The historical progression of models and statistical methods in ecology and genetics, from aspatial to spatially implicit (where it is implicit that there are variations among individuals or populations over space, but the locations or the spatial relationships among them are not specified) to spatially explicit (Table 1), has led landscape genetics to a modelling framework which both is spatially explicit (i.e. spatial locations of individuals are monitored) and incorporates realistic landscape features and heterogeneity in a meaningful way. In this article, we review many relevant theoretical developments and examine the general roles that stochastic space–time simulations could play in landscape genetics (i.e. ranging from developing analytical models, testing hypothesis, making predictions, studying a specific or applied system, to comparing statistical methods). We then identify specific outstanding biological questions and critical processes that should be addressed, using simulation-based approaches. We review existing computer programs and suggest guidelines for future simulation studies in landscape genetics. Throughout the article, focus is maintained on continuous space processes or approximations of them, rather than discrete population models, for two reasons. First, most existing theoretical population genetic results on continuous models are paralleled by those for discrete populations (e.g. Epperson 2003). Second, salient features of discrete population models can be accommodated in continuous models by including a clustering factor (e.g. Barton & Wilson 1995) without the often arbitrary delineation of populations.

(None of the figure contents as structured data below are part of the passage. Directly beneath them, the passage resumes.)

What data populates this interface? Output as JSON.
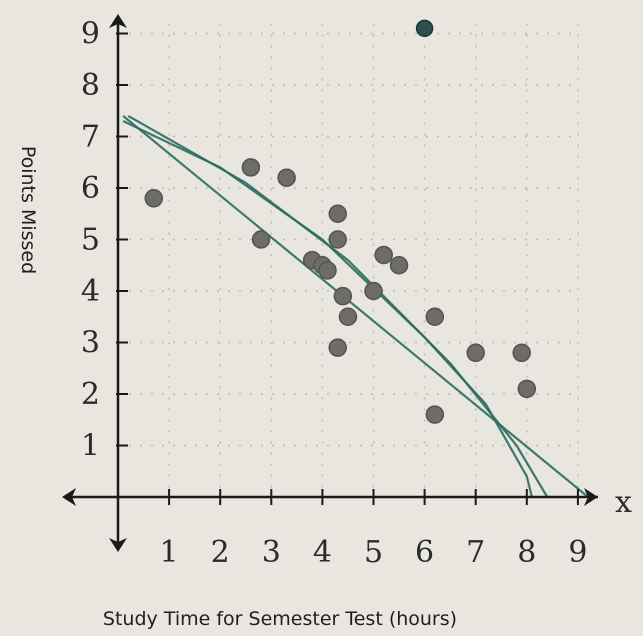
{
  "chart_data": {
    "type": "scatter",
    "title": "",
    "xlabel": "Study Time for Semester Test (hours)",
    "ylabel": "Points Missed",
    "x_axis_variable": "x",
    "xlim": [
      0,
      9
    ],
    "ylim": [
      0,
      9
    ],
    "x_ticks": [
      1,
      2,
      3,
      4,
      5,
      6,
      7,
      8,
      9
    ],
    "y_ticks": [
      1,
      2,
      3,
      4,
      5,
      6,
      7,
      8,
      9
    ],
    "grid": true,
    "colors": {
      "points": "#6e6c68",
      "outlier": "#2f4f4f",
      "trend": "#2a6b62",
      "axis": "#1a1a1a",
      "grid": "#bdbab3",
      "background": "#e9e6df"
    },
    "points": [
      {
        "x": 0.7,
        "y": 5.8
      },
      {
        "x": 2.6,
        "y": 6.4
      },
      {
        "x": 2.8,
        "y": 5.0
      },
      {
        "x": 3.3,
        "y": 6.2
      },
      {
        "x": 3.8,
        "y": 4.6
      },
      {
        "x": 4.0,
        "y": 4.5
      },
      {
        "x": 4.1,
        "y": 4.4
      },
      {
        "x": 4.3,
        "y": 5.5
      },
      {
        "x": 4.3,
        "y": 5.0
      },
      {
        "x": 4.4,
        "y": 3.9
      },
      {
        "x": 4.5,
        "y": 3.5
      },
      {
        "x": 4.3,
        "y": 2.9
      },
      {
        "x": 5.0,
        "y": 4.0
      },
      {
        "x": 5.2,
        "y": 4.7
      },
      {
        "x": 5.5,
        "y": 4.5
      },
      {
        "x": 6.2,
        "y": 3.5
      },
      {
        "x": 6.2,
        "y": 1.6
      },
      {
        "x": 7.0,
        "y": 2.8
      },
      {
        "x": 7.9,
        "y": 2.8
      },
      {
        "x": 8.0,
        "y": 2.1
      },
      {
        "x": 6.0,
        "y": 9.1,
        "outlier": true
      }
    ],
    "trend_lines": [
      {
        "type": "linear",
        "points": [
          [
            0.1,
            7.4
          ],
          [
            9.2,
            0.0
          ]
        ]
      },
      {
        "type": "curve",
        "points": [
          [
            0.1,
            7.3
          ],
          [
            2.0,
            6.4
          ],
          [
            4.0,
            5.0
          ],
          [
            6.0,
            3.1
          ],
          [
            7.2,
            1.8
          ],
          [
            8.0,
            0.4
          ],
          [
            8.1,
            0.0
          ]
        ]
      },
      {
        "type": "curve",
        "points": [
          [
            0.2,
            7.4
          ],
          [
            2.5,
            6.1
          ],
          [
            4.5,
            4.6
          ],
          [
            6.5,
            2.6
          ],
          [
            7.8,
            1.0
          ],
          [
            8.4,
            0.0
          ]
        ]
      }
    ]
  }
}
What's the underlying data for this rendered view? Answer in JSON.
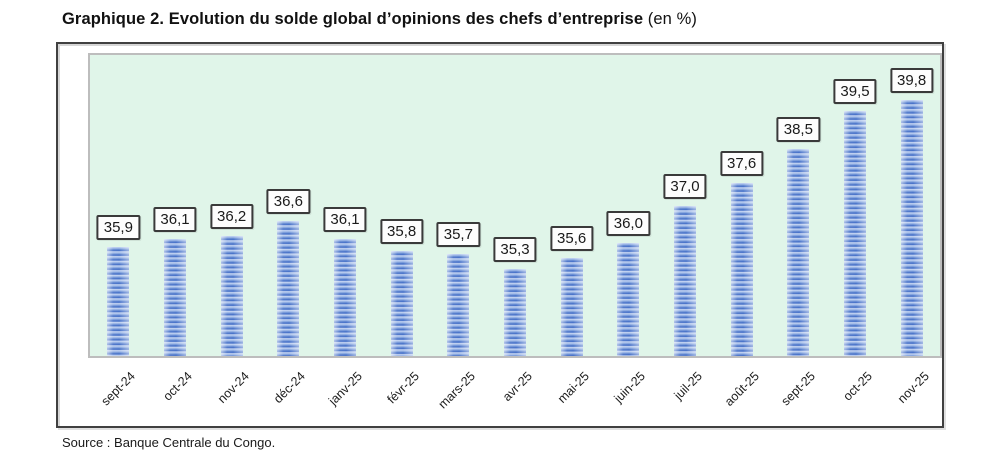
{
  "title": {
    "main": "Graphique 2. Evolution du solde global d’opinions des chefs d’entreprise",
    "suffix": " (en %)"
  },
  "source": "Source : Banque Centrale du Congo.",
  "colors": {
    "plot_bg": "#E0F5E9",
    "bar_dark": "#4A74C9",
    "bar_light": "#C8D7F3",
    "frame_border": "#404040",
    "label_border": "#3A3A3A"
  },
  "chart_data": {
    "type": "bar",
    "title": "Graphique 2. Evolution du solde global d’opinions des chefs d’entreprise (en %)",
    "categories": [
      "sept-24",
      "oct-24",
      "nov-24",
      "déc-24",
      "janv-25",
      "févr-25",
      "mars-25",
      "avr-25",
      "mai-25",
      "juin-25",
      "juil-25",
      "août-25",
      "sept-25",
      "oct-25",
      "nov-25"
    ],
    "values": [
      35.9,
      36.1,
      36.2,
      36.6,
      36.1,
      35.8,
      35.7,
      35.3,
      35.6,
      36.0,
      37.0,
      37.6,
      38.5,
      39.5,
      39.8
    ],
    "labels": [
      "35,9",
      "36,1",
      "36,2",
      "36,6",
      "36,1",
      "35,8",
      "35,7",
      "35,3",
      "35,6",
      "36,0",
      "37,0",
      "37,6",
      "38,5",
      "39,5",
      "39,8"
    ],
    "xlabel": "",
    "ylabel": "",
    "ylim": [
      33,
      41
    ],
    "grid": false,
    "legend": false,
    "value_labels_boxed": true,
    "x_label_rotation": -45
  }
}
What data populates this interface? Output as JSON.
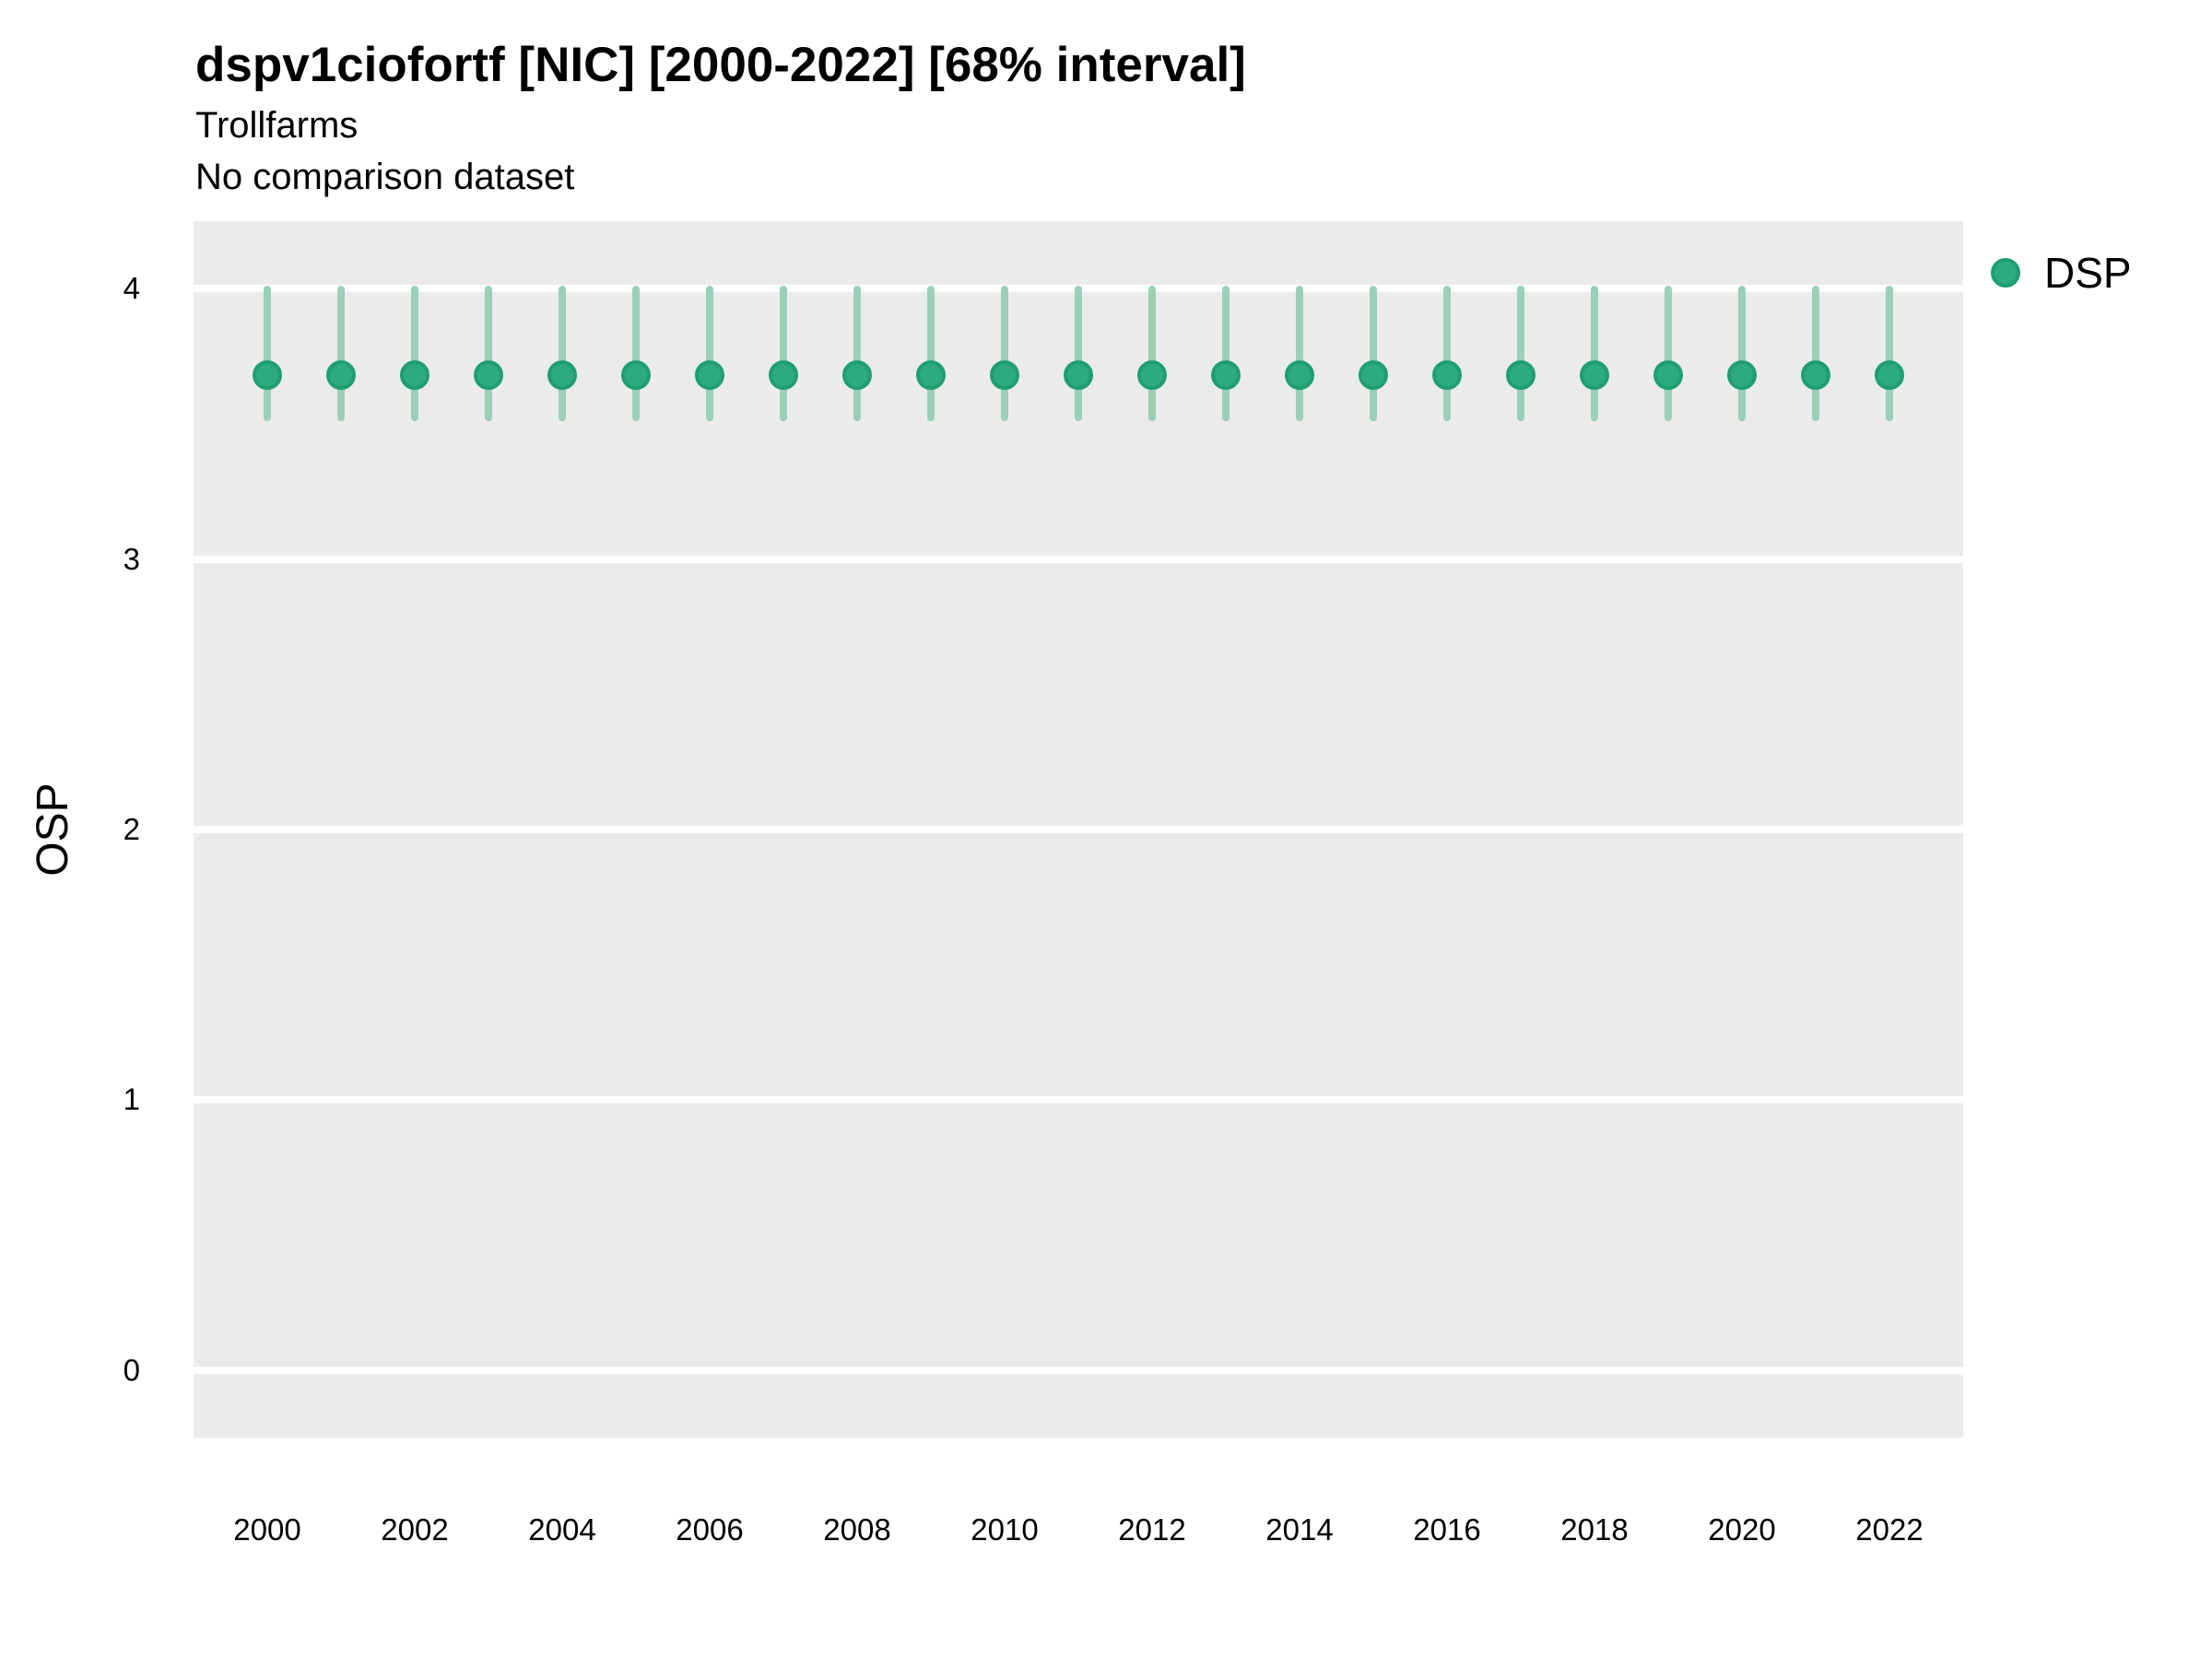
{
  "header": {
    "title": "dspv1ciofortf [NIC] [2000-2022] [68% interval]",
    "subtitle1": "Trollfarms",
    "subtitle2": "No comparison dataset"
  },
  "axes": {
    "y_label": "OSP"
  },
  "legend": {
    "label": "DSP"
  },
  "colors": {
    "panel_background": "#EBEBEB",
    "gridline": "#FFFFFF",
    "point_fill": "#2DAB7F",
    "point_stroke": "#1F9E72",
    "interval_bar": "#9AD0B8",
    "text": "#000000",
    "page_background": "#FFFFFF"
  },
  "chart_data": {
    "type": "pointrange",
    "title": "dspv1ciofortf [NIC] [2000-2022] [68% interval]",
    "subtitle": [
      "Trollfarms",
      "No comparison dataset"
    ],
    "xlabel": "",
    "ylabel": "OSP",
    "interval": "68%",
    "legend_position": "right",
    "grid": "horizontal-major-only",
    "x": [
      2000,
      2001,
      2002,
      2003,
      2004,
      2005,
      2006,
      2007,
      2008,
      2009,
      2010,
      2011,
      2012,
      2013,
      2014,
      2015,
      2016,
      2017,
      2018,
      2019,
      2020,
      2021,
      2022
    ],
    "series": [
      {
        "name": "DSP",
        "estimate": [
          3.68,
          3.68,
          3.68,
          3.68,
          3.68,
          3.68,
          3.68,
          3.68,
          3.68,
          3.68,
          3.68,
          3.68,
          3.68,
          3.68,
          3.68,
          3.68,
          3.68,
          3.68,
          3.68,
          3.68,
          3.68,
          3.68,
          3.68
        ],
        "lower": [
          3.51,
          3.51,
          3.51,
          3.51,
          3.51,
          3.51,
          3.51,
          3.51,
          3.51,
          3.51,
          3.51,
          3.51,
          3.51,
          3.51,
          3.51,
          3.51,
          3.51,
          3.51,
          3.51,
          3.51,
          3.51,
          3.51,
          3.51
        ],
        "upper": [
          4.01,
          4.01,
          4.01,
          4.01,
          4.01,
          4.01,
          4.01,
          4.01,
          4.01,
          4.01,
          4.01,
          4.01,
          4.01,
          4.01,
          4.01,
          4.01,
          4.01,
          4.01,
          4.01,
          4.01,
          4.01,
          4.01,
          4.01
        ]
      }
    ],
    "x_ticks": [
      2000,
      2002,
      2004,
      2006,
      2008,
      2010,
      2012,
      2014,
      2016,
      2018,
      2020,
      2022
    ],
    "y_ticks": [
      4,
      3,
      2,
      1,
      0
    ],
    "y_domain": [
      -0.25,
      4.25
    ],
    "ylim": [
      0,
      4
    ]
  }
}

Table 1.   Sequences of developments in population genetics, population biology, spatial statistics and landscape genetics, from aspatial to spatially explicit
LevelPopulation geneticsPopulation biologyStatistical geographyLandscape genetics
  1. *Models or methods where it is implicit that there are variations over locations, but locations are not assigned to specific places in space.

  2. Models or methods where individuals or populations are assigned to specific locations or the distances between them are defined.

  3. While spatially explicit population-based models continue to contribute to these fields, the trends appear to be toward individual based models.

AspatialGene drift, Gene flow, Gene mutationDemography (Leslie matrix)Regression, summary statistics 
Spatially implicit*Wright’s Island ModelMetapopulationRegression with environmental variables 
Spatially explicitIsolation-by-distance, Isolation-by-barrier; stepping-stoneSpatially explicit landscape + individual based models (IBM) Univariate: spatial: CAR, SAR, autologistic, geographical weighted regression; spatio-temporal: STARMA, hierarchical Bayesian state-space, etc. multivariate: PCNM/Moran eigenvector maps, Mantel testsSpatially explicit landscape + IBM + genetics

Historical context and existing theoretical results relevant to simulations in landscape genetics

In order to understand the future of simulation studies in landscape genetics, it is helpful to review the past developments of models and results in the fields of population genetics, landscape ecology, and statistical geography (Table 1).

Population genetics

In population genetics, spatially explicit studies of genetic structure began with Wright’s (1943) model of isolation by distance (IBD), in terms of decreasing levels of inbreeding within increasingly large areas (Table 1). Malécot (1948) reformulated Wright’s model in terms of pairwise probabilities of identity by descent, which presaged modern methods. Both used simple Wright–Fisher discrete-generation lifecycles with added mating by proximity. Subsequently, several hundred mathematical papers, some with variant models or approaches (see e.g. Nagylaki 1989 for a review), developed many important mathematical relationships about the expected values of spatial metrics in stochastic spatial–temporal population genetic processes (e.g. Nagylaki 1986; Soboleva et al. 2003). However, it also became clear that the most mathematically difficult processes are those that exist in two spatial dimensions, especially at fine spatial scales; precisely the cases that are of most interest in landscape genetics today. It appears likely that with the added complexity of processes in landscape genetics, purely mathematical models will not lead to analytical solutions.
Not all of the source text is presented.